Basically, All I did was just change xrange
to range
, making zip(...)
return a list in the file mnist_loader.py
and putting parentheses to print
function.
And then, I run the following script for python 3.7.3:
import os
cwd = "/home/mhyip/Dropbox/Play/MachineLearning/py37/src"
os.chdir(cwd)
import mnist_loader
import network
import time
start = time.time()
training_data , validation_data , test_data = mnist_loader.load_data_wrapper ()
net = network.Network ([784 , 30, 10])
# Initial the test.
net.SGD( training_data , 3, 10, 3.0 , test_data = test_data )
end = time.time()
print("Time elapsed: ", end-start)
It took at least three times more time as the authors python2.7 code. When I was using python2.7 to run the authors code. It took just 13 seconds and only 4 CPUs to finish. It gives the correct result and the PC is not slow at all.

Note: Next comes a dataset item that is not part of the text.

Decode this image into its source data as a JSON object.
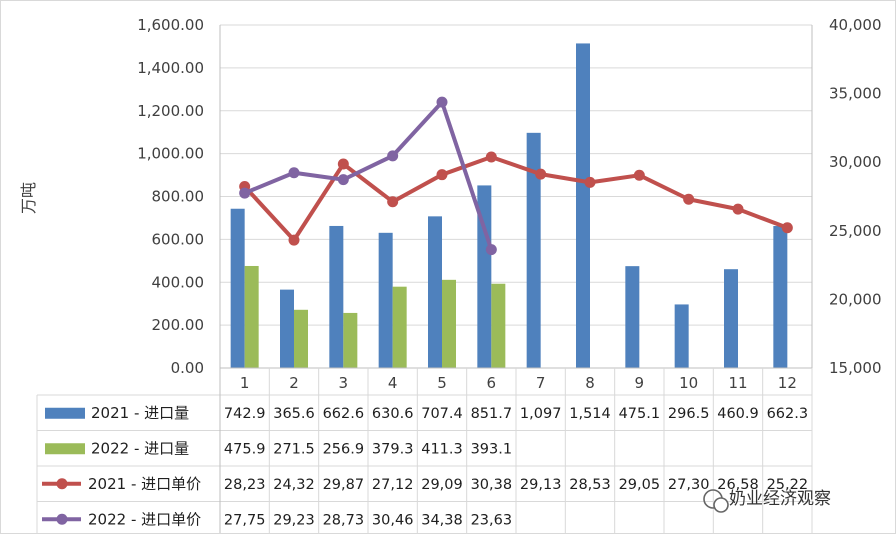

However, when I ran my small modified code for python3.7. It works, but it took 8 CPUs and 51 seconds to finish. It does give me the correct result but it is much slower than python2.7 and become very slow while it running.
I am wondering why. I suspect the numpy
function np.dot
is all the resource. But why it is slower?
Background:
OS: Ubuntu 18.04.2 LTS x86_64
Kernel: 4.18.0-25-generic
For Python 3.7.3:
numpy: 1.16.4
scikit-learn: 0.21.2
scipy: 1.3.0
For Python 2.7.16
numpy: 1.16.2
scikit-learn: 0.20.3
scipy: 1.2.1
I use conda as the package manager.
Code
I want to post the code of these two files network.py
and mnist_loader.py
modified for python 3.7, but I am not so sure that I have the right to do so. His code is MIT-license on GitHub. Let me know if I can do so. I will do it immediately.
Expected result
I want python3.7 run as fast as python2.7 for Machine Learning in my case.
Thank you and you are awesome.
Update 1:
It turns out on his git, there is a code for python3. However, it suffers the same issue as I have modified the code from the original. I did the cprofile
in both cases. I have show the result in the following figure. The left side is python 3.7 and the right side is python 2.7. It seems like numpy.dot work much better in python 2.7 than python 3.7. Is this true? If it is true, I am very curious why.
If you want to try it by you self. you can go to his github. It has both py3.x and py2.7.
Update 2:
I did one of the commenter's suggestion. I used lld
to check what library the numpy using in python 2.7 and python 3.7. And there is the result. The left one is python 2.7 and the right on is python 3.7. It seems like numpy in python 2.7 use mkl, and numpy in python 3.7 use openblas. Is there any way I can get python 3.7 runs as fast in python 3.7?